Wild-Blackhawks Game 5 recap | Box score | Highlights
"As a group, we always recognize when we didn't bring the right effort," Toews said. "I didn't think we were flat by any means. But slowly as the game went along we found ways to play better as a five-man unit. As you saw, we started drawing some penalties, started creating some chances, we got more shots and more efforts at the net. That's the way we want to play, that's the way we've been looking to play the last few games. We got back to it a little bit."
During the regular season, Chicago's high-octane attack averaged 33.1 shots per game, good for third in the league. It hadn't recorded more than 22 in any of the first four games against the Wild. The drop was somewhat expected – Minnesota was going to gum up everything from the neutral ice back to its net – but it also was increasingly alarming as the Wild thundered back into the series with a pair of invigorating home wins. Blackhawks coach Joel Quenneville was left to search for a combination that would create a spark – he returned veteran Kris Versteeg to the lineup for Game 5 and called on center Peter Regin to make his playoff debut – while showing lines during the morning skate on Sunday that were a mere red herring for the reconstituted groups that started later that night. After a meager six-shot first period on Sunday, one imagined Quenneville returning to a laboratory full of overflowing beakers and combustible elements. He indeed juggled everything again to start the second period, most notably returning Sharp to the top line with Toews and Marian Hossa.
That shakeup finally shook the Hawks out of their malaise.

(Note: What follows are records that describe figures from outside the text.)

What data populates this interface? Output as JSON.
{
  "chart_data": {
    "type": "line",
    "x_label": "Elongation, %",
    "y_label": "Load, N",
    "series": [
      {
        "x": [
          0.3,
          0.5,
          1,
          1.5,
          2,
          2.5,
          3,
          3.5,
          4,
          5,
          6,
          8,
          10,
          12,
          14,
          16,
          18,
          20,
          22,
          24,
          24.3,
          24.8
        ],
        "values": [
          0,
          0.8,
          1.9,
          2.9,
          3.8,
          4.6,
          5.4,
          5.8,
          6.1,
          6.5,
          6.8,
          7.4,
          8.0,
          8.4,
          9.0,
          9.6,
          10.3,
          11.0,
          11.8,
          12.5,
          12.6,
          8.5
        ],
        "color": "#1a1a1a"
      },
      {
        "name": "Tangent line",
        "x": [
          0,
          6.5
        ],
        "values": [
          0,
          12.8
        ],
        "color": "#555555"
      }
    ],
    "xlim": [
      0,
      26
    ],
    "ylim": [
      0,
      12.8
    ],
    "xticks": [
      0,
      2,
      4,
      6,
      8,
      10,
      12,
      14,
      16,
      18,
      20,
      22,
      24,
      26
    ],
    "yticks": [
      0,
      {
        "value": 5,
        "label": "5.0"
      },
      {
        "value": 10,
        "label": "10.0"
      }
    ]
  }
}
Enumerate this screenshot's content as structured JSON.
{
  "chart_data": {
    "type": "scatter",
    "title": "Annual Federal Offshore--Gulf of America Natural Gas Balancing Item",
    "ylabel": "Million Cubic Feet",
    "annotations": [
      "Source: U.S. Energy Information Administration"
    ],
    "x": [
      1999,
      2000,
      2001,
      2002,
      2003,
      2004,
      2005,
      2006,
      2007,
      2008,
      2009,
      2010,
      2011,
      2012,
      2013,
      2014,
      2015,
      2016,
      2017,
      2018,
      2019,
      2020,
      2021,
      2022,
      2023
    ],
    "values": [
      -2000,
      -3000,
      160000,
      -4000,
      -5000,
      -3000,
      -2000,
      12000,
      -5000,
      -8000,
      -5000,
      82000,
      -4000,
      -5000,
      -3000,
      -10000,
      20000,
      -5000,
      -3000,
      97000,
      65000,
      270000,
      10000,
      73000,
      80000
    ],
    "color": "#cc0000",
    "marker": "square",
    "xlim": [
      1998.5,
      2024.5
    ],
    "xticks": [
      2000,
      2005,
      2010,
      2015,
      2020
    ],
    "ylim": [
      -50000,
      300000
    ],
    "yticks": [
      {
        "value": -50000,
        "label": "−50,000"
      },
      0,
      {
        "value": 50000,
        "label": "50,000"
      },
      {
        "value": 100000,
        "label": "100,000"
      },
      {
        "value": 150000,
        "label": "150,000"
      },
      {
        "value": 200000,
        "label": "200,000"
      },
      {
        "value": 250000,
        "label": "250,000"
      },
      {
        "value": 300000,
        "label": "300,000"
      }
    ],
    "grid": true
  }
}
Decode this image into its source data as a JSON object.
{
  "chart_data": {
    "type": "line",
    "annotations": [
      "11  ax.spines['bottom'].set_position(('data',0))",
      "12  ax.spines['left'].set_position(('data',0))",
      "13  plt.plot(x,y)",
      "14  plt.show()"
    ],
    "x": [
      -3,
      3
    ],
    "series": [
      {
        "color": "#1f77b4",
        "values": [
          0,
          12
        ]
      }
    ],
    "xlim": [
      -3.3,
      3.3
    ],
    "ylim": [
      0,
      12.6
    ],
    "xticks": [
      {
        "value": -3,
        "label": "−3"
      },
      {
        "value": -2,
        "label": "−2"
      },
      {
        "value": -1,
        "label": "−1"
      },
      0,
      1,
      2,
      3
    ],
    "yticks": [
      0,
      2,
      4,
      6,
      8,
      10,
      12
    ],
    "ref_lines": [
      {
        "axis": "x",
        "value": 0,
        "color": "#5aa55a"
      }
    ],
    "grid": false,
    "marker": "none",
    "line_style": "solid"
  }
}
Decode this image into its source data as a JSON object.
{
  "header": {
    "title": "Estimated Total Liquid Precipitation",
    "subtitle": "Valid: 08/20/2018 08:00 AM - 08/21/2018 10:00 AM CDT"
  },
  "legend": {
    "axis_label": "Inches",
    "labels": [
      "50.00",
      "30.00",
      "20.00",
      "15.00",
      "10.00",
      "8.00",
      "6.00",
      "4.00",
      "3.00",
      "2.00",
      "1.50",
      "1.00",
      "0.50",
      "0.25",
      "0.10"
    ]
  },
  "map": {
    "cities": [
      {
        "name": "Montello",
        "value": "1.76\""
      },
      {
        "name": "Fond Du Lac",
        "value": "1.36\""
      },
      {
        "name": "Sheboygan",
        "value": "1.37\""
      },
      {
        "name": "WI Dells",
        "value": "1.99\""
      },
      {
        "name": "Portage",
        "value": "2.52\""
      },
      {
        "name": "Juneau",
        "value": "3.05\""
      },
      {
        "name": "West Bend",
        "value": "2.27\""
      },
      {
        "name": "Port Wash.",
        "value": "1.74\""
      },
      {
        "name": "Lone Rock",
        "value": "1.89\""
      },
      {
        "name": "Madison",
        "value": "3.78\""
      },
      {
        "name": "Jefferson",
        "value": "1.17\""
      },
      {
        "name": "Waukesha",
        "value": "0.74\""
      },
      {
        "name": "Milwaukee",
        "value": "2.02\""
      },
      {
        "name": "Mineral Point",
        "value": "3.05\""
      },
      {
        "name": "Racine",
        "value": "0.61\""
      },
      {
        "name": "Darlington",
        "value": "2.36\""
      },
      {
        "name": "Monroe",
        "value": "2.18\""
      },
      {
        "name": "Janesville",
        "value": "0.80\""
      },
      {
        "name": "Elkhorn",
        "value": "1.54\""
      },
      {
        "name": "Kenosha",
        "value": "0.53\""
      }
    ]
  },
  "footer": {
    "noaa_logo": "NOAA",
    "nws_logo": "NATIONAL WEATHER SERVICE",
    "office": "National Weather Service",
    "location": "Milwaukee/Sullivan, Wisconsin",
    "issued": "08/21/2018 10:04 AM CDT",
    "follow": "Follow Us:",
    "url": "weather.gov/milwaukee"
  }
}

Chicago had eight shots in the first six-plus minutes of the second frame en route to a 28-shot effort overall. More importantly, the Blackhawks remained engaged and continued to press the issue even without a goal as a reward, and it was Regin who delivered on the coach's hunch that put him in the lineup in the first place. He doggedly crashed through the slot and multiple Wild defenders midway through the second period, drawing a hooking penalty on blueliner Jonas Brodin. It set up the power play that led to a Bryan Bickell score, a goal that affirmed that Chicago's plan was working. "Overall, I thought we got to the net more, we shot more pucks at the net," Regin said. "But obviously I tried to get to the net and get by the guys. Everybody across the board tried to get the pick to the net more than we did in the previous games."
Admittedly nervous before his start, Regin said he used visualization techniques to calm himself, to picture what he would do once he got the puck in the middle of the action – as he did before drawing the penalty – so he wouldn't be surprised when it happened for real.
"The mental side – you can do a lot from that," Regin said.
As for the Wild, they failed to capitalize on Chicago's slow start. Their effort seemed fine when the Blackhawks were flinging shots from the perimeter. It was less fine when the Hawks started out-pursuing the Wild to the front of the net. "We had a pretty good start," Wild coach Mike Yeo said. "Then I thought we got a little soft in our game."
Chicago got less cute and gained control of the series again as a result. There was Brandon Saad elbowing Minnesota's Ryan Suter and taking the returning slash. There was Versteeg staring down Wild instigator Matt Cooke near the bench. There was Patrick Kane, of all people, giving a stiff bump to Wild captain Mikko Koivu near center ice just seconds after a whistle blew a play dead. And most of all, there was Toews crunching Granlund against the boards before fighting his way to his 10th career postseason game-winning score.
"Just an ugly goal," Toews said, and he and his teammates were only too happy to see it. It was apparent by Sunday that the Blackhawks weren't getting out of this Western Conference semifinal without some bruising – mental or otherwise. "I don't think there's such a thing as frustration getting to us. There are tough moments, and we overcame it and kept playing tonight. Now we're back in a great situation where we can finish this series off. We know it's going to take our best game. We know haven't played it yet, so it's perfect timing."